Tras intercambiar unas apresuradas palabras con Sandro, regresé a la villa, cogí algunas pertenencias indispensables y una gran suma de dinero y huí de la Toscana; no paré hasta llegar a Estambul. Desde allí escribí a Sandro; le dije que no podía volver a Florencia, que Savonarola era mucho más peligroso de lo que él se podía imaginar y que el dominico no pararía al hacerse con el control de Florencia, sino que seguiría hasta dominar a todos los pueblos de la Tierra. Sandro me respondió un tanto asustado por mi conducta, pero me aseguró que mantendría los ojos bien abiertos.

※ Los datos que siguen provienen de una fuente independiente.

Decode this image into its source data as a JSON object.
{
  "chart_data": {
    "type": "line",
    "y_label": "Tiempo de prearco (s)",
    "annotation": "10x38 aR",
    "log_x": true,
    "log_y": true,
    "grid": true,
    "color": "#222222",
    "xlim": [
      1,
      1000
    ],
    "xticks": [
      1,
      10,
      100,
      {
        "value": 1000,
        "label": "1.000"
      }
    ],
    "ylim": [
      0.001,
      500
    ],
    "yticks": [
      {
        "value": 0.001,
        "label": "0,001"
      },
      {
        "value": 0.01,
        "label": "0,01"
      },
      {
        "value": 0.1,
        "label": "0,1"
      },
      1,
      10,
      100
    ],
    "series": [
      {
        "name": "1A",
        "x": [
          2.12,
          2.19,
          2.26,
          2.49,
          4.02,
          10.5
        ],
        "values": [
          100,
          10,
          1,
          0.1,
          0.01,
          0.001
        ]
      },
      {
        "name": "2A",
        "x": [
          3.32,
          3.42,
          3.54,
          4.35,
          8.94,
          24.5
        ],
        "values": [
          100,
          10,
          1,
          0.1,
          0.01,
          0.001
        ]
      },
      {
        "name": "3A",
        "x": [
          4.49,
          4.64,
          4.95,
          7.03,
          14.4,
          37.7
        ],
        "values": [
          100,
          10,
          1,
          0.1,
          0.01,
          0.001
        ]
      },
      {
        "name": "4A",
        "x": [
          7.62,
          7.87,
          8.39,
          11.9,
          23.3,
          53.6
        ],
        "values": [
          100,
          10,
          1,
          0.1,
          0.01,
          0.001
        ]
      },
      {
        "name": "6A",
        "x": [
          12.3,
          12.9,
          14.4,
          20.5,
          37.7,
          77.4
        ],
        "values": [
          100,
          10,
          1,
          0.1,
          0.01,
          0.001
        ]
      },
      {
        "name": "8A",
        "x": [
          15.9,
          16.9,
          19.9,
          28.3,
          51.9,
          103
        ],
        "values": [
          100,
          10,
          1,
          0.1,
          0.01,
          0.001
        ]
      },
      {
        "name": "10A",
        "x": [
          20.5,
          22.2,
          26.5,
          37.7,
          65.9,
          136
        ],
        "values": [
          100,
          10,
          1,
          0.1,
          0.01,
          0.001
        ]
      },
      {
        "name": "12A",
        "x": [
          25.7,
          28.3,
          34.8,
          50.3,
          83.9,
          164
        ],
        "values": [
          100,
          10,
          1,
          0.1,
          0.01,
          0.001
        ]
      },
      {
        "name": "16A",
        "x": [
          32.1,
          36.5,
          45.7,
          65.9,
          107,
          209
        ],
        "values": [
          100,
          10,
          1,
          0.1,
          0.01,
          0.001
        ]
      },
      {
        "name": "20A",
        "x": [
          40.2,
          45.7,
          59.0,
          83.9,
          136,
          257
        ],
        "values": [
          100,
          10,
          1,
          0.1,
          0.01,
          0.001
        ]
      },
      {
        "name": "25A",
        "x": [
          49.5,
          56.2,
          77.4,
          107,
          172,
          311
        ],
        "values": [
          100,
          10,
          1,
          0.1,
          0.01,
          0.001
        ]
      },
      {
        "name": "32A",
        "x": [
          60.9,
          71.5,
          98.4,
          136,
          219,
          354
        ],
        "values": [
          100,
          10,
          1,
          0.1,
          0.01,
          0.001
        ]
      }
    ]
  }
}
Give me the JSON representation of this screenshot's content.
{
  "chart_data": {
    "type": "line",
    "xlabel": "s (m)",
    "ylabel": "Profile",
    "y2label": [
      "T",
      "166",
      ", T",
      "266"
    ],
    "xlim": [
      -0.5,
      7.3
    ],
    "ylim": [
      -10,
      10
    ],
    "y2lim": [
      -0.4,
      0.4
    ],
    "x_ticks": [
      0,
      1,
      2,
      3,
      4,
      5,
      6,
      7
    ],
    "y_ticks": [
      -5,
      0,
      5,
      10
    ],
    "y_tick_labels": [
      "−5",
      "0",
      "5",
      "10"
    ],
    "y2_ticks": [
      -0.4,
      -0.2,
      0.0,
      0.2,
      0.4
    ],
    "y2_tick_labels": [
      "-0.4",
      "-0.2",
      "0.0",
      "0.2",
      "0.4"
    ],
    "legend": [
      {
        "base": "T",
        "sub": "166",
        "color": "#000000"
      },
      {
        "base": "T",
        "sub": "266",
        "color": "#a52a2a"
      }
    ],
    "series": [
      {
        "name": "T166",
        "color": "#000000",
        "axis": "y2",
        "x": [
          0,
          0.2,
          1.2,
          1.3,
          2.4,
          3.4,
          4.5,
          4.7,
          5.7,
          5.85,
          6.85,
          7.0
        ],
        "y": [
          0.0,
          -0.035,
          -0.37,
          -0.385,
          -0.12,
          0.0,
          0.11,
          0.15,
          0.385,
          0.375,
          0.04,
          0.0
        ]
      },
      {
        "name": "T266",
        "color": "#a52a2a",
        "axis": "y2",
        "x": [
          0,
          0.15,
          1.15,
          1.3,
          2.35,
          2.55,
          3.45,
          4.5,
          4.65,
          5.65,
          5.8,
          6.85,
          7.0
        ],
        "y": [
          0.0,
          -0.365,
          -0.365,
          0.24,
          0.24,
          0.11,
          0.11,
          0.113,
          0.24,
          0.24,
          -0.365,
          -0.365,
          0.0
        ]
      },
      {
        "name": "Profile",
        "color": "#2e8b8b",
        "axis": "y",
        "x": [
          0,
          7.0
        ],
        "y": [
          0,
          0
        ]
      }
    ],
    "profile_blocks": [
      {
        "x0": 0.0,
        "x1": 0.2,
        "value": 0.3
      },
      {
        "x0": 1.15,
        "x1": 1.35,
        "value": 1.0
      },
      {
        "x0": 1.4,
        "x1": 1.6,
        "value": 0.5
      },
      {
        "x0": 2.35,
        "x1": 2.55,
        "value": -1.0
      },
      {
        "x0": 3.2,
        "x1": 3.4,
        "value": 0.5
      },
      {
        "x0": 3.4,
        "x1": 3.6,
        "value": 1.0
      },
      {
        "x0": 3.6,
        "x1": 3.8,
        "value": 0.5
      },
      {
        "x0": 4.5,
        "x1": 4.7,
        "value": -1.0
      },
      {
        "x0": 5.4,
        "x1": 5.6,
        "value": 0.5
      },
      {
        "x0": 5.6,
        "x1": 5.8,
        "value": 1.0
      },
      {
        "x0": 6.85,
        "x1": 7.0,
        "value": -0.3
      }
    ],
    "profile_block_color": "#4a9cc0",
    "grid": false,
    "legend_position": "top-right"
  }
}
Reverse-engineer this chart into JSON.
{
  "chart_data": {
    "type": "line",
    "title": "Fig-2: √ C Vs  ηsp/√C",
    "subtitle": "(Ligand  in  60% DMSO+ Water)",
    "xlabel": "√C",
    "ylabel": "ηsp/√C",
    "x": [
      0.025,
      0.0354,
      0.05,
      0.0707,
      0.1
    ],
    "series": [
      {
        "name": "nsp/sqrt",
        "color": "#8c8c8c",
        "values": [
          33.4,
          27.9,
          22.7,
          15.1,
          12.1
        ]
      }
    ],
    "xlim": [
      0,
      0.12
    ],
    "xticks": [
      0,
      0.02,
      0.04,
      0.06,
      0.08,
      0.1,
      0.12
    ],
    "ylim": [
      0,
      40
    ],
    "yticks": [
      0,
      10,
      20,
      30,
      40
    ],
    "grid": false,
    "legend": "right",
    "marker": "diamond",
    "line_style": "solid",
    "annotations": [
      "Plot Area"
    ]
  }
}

Después del desastroso mandato de Piero Francesco de Médicis, la ilustre familia fue expulsada de Florencia... Y en 1494 Savonarola pasó a presidir el gobierno de la ciudad. Las cartas de Sandro eran cada vez más alarmadas; Savonarola pretendía imponer un gobierno teocrático y de terror, en el que vestir sin decoro era castigado con la tortura. El pintor se lamentaba de cómo la ciudad más vanguardista del momento había llegado a esa situación de supresión de libertades. Decía también que había tenido que tomar medidas de precaución para escribirme, ya que Savonarola lo acosaba con preguntas sobre mí, asegurándole a Sandro que yo era un demonio y había que acabar conmigo. En 1497 las cartas de Sandro hablaban sobre la quema de libros que Savonarola había organizado en Florencia; la gente comenzaba a considerar excesivamente represor el gobierno del dominico, pero a quien hablaba abiertamente le cortaban la cabeza; Florencia vivía con un miedo constante.
Escribí a Sandro, y le hice intentar ver cómo todo lo que yo le había vaticinado se estaba cumpliendo. Había que parar a Savonarola, y Sandro tenía una posición lo suficientemente elevada como para poder influir en ello. Le pedí que buscara el apoyo de los otros artistas, que si era necesario acudieran a la autoridad papal. También le dije que, si ejecutaban a Savonarola, se aseguraran de destruir sus restos completamente. Le pedí que no me preguntara el motivo, pero que me hiciera caso si era sensato.
No queda mucho más que decir; Savonarola murió en la hoguera en 1498, y sus cenizas fueron dispersadas en el río. Nunca supe su verdadero nombre. Un año antes decidí cambiar de anfitrión, para conceder a Beatrice la libertad de ir junto a Sandro si lo deseaba… cosa que nunca sabré si finalmente hizo. Conseguí pasar desapercibida para la Historia, no así mi querido Sandro, más conocido por el sobrenombre de Boticelli. 

Nota: Los dos cuadros mencionados son "Virgen con Niño y dos ángeles" de Fra Filippo, y "Nacimiento de Venus" de Boticelli.